Open CGMossa opened 3 years ago
Could you please be a bit more specific about what you would like to see implemented? Is it just a few distributions or something more complex?
Personally, I would like to have a truncnorm
implemented. But I think there is a general approach that can be used to implemented, in a way that you define a truncation (a,b)
and then apply that to whatever distribution you want to be truncated.
If it's just that we could add a support function:
pub trait Distribution<T> {
// ...
fn sample_truncated<R: Rng + ?Sized>(&self, rng: &mut R, min: T, max: T) -> T where T: PartialOrd {
loop {
let x = self.sample(rng);
if min <= x && x <= max {
return x;
}
}
}
}
Or even a wrapper:
pub trait Distribution<T> {
// ....
fn truncated(self, min: T, max: T) -> Truncated<Self> where T: PartialOrd { .. }
}
// parameters: (distr, min, max)
pub struct Truncated<T, D: Distribution<T>>(D, T, T);
impl<T, D: Distribution<T>> Distribution<T> for Truncated<T, D> { .. }
Edit: added bounds to Truncated
.
I think either will work fine for now.
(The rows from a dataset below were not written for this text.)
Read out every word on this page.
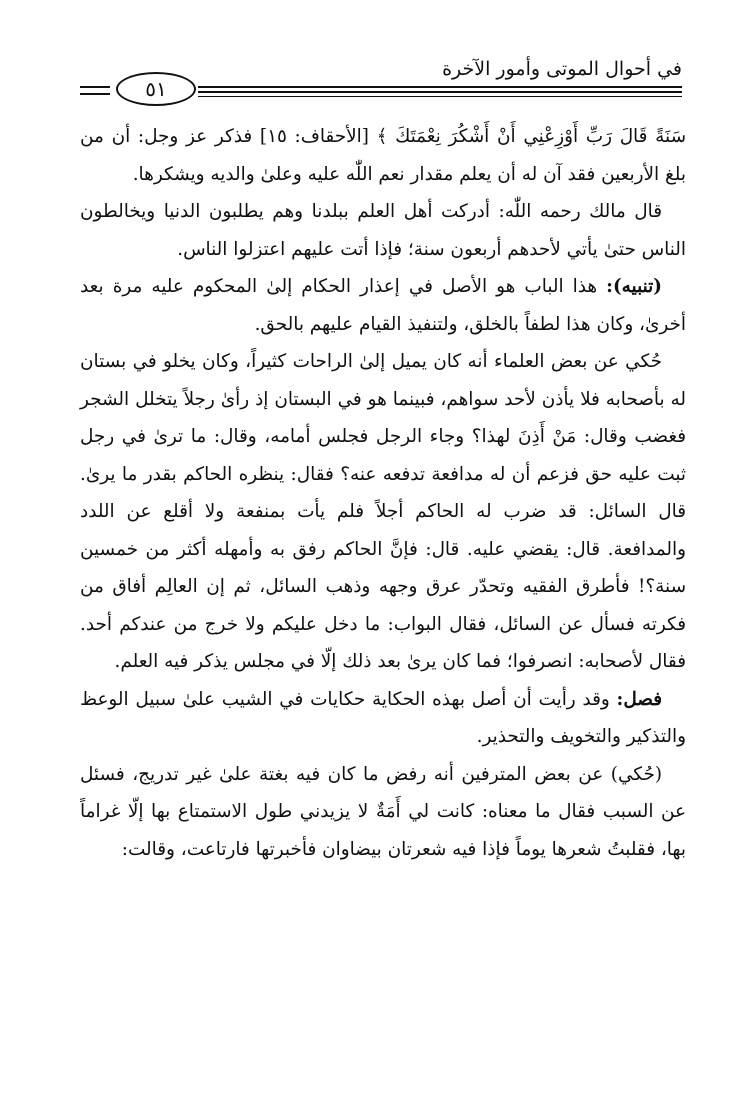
في أحوال الموتى وأمور الآخرة
٥١

سَنَةً قَالَ رَبِّ أَوْزِعْنِي أَنْ أَشْكُرَ نِعْمَتَكَ ﴾ [الأحقاف: ١٥] فذكر عز وجل: أن من بلغ الأربعين فقد آن له أن يعلم مقدار نعم اللّٰه عليه وعلىٰ والديه ويشكرها.

قال مالك رحمه اللّٰه: أدركت أهل العلم ببلدنا وهم يطلبون الدنيا ويخالطون الناس حتىٰ يأتي لأحدهم أربعون سنة؛ فإذا أتت عليهم اعتزلوا الناس.

(تنبيه): هذا الباب هو الأصل في إعذار الحكام إلىٰ المحكوم عليه مرة بعد أخرىٰ، وكان هذا لطفاً بالخلق، ولتنفيذ القيام عليهم بالحق.

حُكي عن بعض العلماء أنه كان يميل إلىٰ الراحات كثيراً، وكان يخلو في بستان له بأصحابه فلا يأذن لأحد سواهم، فبينما هو في البستان إذ رأىٰ رجلاً يتخلل الشجر فغضب وقال: مَنْ أَذِنَ لهذا؟ وجاء الرجل فجلس أمامه، وقال: ما ترىٰ في رجل ثبت عليه حق فزعم أن له مدافعة تدفعه عنه؟ فقال: ينظره الحاكم بقدر ما يرىٰ. قال السائل: قد ضرب له الحاكم أجلاً فلم يأت بمنفعة ولا أقلع عن اللدد والمدافعة. قال: يقضي عليه. قال: فإنَّ الحاكم رفق به وأمهله أكثر من خمسين سنة؟! فأطرق الفقيه وتحدّر عرق وجهه وذهب السائل، ثم إن العالِم أفاق من فكرته فسأل عن السائل، فقال البواب: ما دخل عليكم ولا خرج من عندكم أحد. فقال لأصحابه: انصرفوا؛ فما كان يرىٰ بعد ذلك إلّا في مجلس يذكر فيه العلم.

فصل: وقد رأيت أن أصل بهذه الحكاية حكايات في الشيب علىٰ سبيل الوعظ والتذكير والتخويف والتحذير.

(حُكي) عن بعض المترفين أنه رفض ما كان فيه بغتة علىٰ غير تدريج، فسئل عن السبب فقال ما معناه: كانت لي أَمَةٌ لا يزيدني طول الاستمتاع بها إلّا غراماً بها، فقلبتُ شعرها يوماً فإذا فيه شعرتان بيضاوان فأخبرتها فارتاعت، وقالت:
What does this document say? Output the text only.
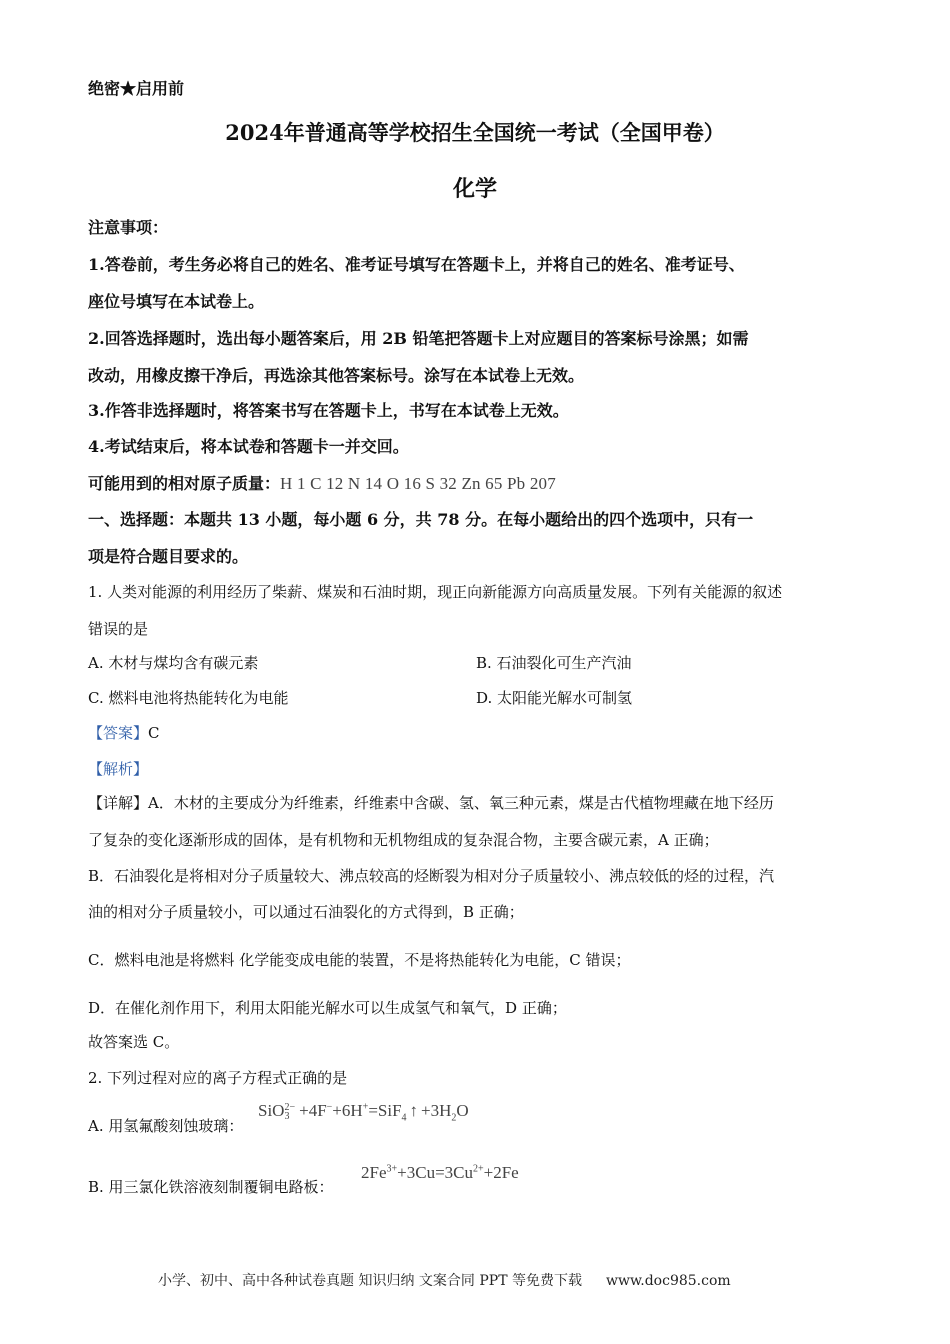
绝密★启用前
2024年普通高等学校招生全国统一考试（全国甲卷）
化学
注意事项：
1.答卷前，考生务必将自己的姓名、准考证号填写在答题卡上，并将自己的姓名、准考证号、
座位号填写在本试卷上。
2.回答选择题时，选出每小题答案后，用 2B 铅笔把答题卡上对应题目的答案标号涂黑；如需
改动，用橡皮擦干净后，再选涂其他答案标号。涂写在本试卷上无效。
3.作答非选择题时，将答案书写在答题卡上，书写在本试卷上无效。
4.考试结束后，将本试卷和答题卡一并交回。
可能用到的相对原子质量：H 1 C 12 N 14 O 16 S 32 Zn 65 Pb 207
一、选择题：本题共 13 小题，每小题 6 分，共 78 分。在每小题给出的四个选项中，只有一
项是符合题目要求的。
1. 人类对能源的利用经历了柴薪、煤炭和石油时期，现正向新能源方向高质量发展。下列有关能源的叙述
错误的是
A. 木材与煤均含有碳元素	B. 石油裂化可生产汽油
C. 燃料电池将热能转化为电能	D. 太阳能光解水可制氢
【答案】C
【解析】
【详解】A．木材的主要成分为纤维素，纤维素中含碳、氢、氧三种元素，煤是古代植物埋藏在地下经历
了复杂的变化逐渐形成的固体，是有机物和无机物组成的复杂混合物，主要含碳元素，A 正确；
B．石油裂化是将相对分子质量较大、沸点较高的烃断裂为相对分子质量较小、沸点较低的烃的过程，汽
油的相对分子质量较小，可以通过石油裂化的方式得到，B 正确；
C．燃料电池是将燃料 化学能变成电能的装置，不是将热能转化为电能，C 错误；
D．在催化剂作用下，利用太阳能光解水可以生成氢气和氧气，D 正确；
故答案选 C。
2. 下列过程对应的离子方程式正确的是
A. 用氢氟酸刻蚀玻璃：
SiO 2−
3 +4F−+6H+=SiF$_4$ ↑ $+3H_2O$
B. 用三氯化铁溶液刻制覆铜电路板：
$2Fe^{3+}+3Cu=3Cu^{2+}+2Fe$
小学、初中、高中各种试卷真题 知识归纳 文案合同 PPT 等免费下载 www.doc985.com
Maybe the wrapper-type is better; I believe that there are efficient sampling algorithms written for truncated-normal, and maybe a few others, that would serve better if they were used, rather than the rejection-sampling scheme you've presented. But they are a bit tricky, and I don't want to go through them right now.
I look at Julia's implementation of these, see here.
Ah, so this is Julia's implementation for truncated normal with finite μ. It does some computation on the bounds (which could in theory be done earlier when the bounds are available at construction time) then calls a different sampling algorithm.
Any implementing distribution could override the sample_trunctated
method allowing use of a different algorithm, but precomputation on the bounds is not possible.
The Truncated
wrapper should allow the same but only when Rust supports specialisation, which it currently doesn't, therefore it is worse (for now). It should also allow overriding the truncated
constructor method, therefore allowing precomputation on the bounds, with the limitation that the same Truncated
type must be returned.
A third option would be to make the Truncated
type an associated type of the trait, which allows more flexibility, but since we don't wish to add that to Distribution
(traits with associated types are not object safe), it would require a new trait:
pub trait TruncateDistribution<T: PartialOrd>: Distribution<T> {
type Truncated;
fn truncated(self, min: T, max: T) -> Self::Truncated;
}
However, we can't have a default implementation of this trait without specialisation, thus it's arguable that this is any better than simply constructing a new distribution for TruncatedNormal
. In fact, we could add TruncatedNormal
now and the TruncateDistribution
trait later (once Rust supports specialisation).
Which brings us back to the question of what we want to do: add a convenience function for sampling-with-rejection or implement new specific truncated-distribution algorithms? If the latter, then I think the first move would be a PR adding TruncatedNormal
into rand_distr
, if you'd like to contribute.
@vks I think since we would likely never have many truncation-specific variants they should just live in rand_distr
alongside the existing implementations?
I agree that adding TruncatedNormal
for now seems the way to go. I'm not worried about having too many truncated distributions in the root namespace, we can move them to a module (as a breaking change) should it be necessary.
I'm a bit skeptical about the rejection sampling approach for generic distributions, it seems very easy to get high rejection rates. Wouldn't inverse transform sampling work better here?
Conclusion: we will accept a PR adding a TruncatedNormal
distribution to rand_distr
, should someone wish to contribute.
We may revisit the idea of adding a generic support for truncated distributions later, but in general there isn't a whole lot of interest. (There's also the question of how this should work. The trivial answer is rejection sampling. @vks suggested inverse (CDF) transform sampling, but we don't have general representations of (inverse) CDF functions, so can't simply implement this in a wrapper..)
Uhm.. I'm still interested in contributing here (even though it has been years). Was there maybe a list of tasks needed to do this, you mind sharing with me please.
Great! So, the first step should be to implement a truncated normal distribution. That article includes notes on multiple methods of sampling from the distribution.
We should start only with one distribution to focus on how best to implement this. Simply rejecting samples outside the acceptance range is the easiest option, but will run into performance issues if the acceptance region is small or only covers low-probability parts of the distribution, so we should look into alternatives.
Background
What is your motivation? I'm writing a simulation and the truncated distributions is a great convenience for sampling parameters.
What type of application is this? (E.g. cryptography, game, numerical simulation) Statistics, numerical simulation, etc.
Feature request
I would like to have truncated distributions as part of (perhaps)
rand_distr
or it could be a new craterand_trunc
maybe. I'm asking for some guidance here to figure out the best course of action.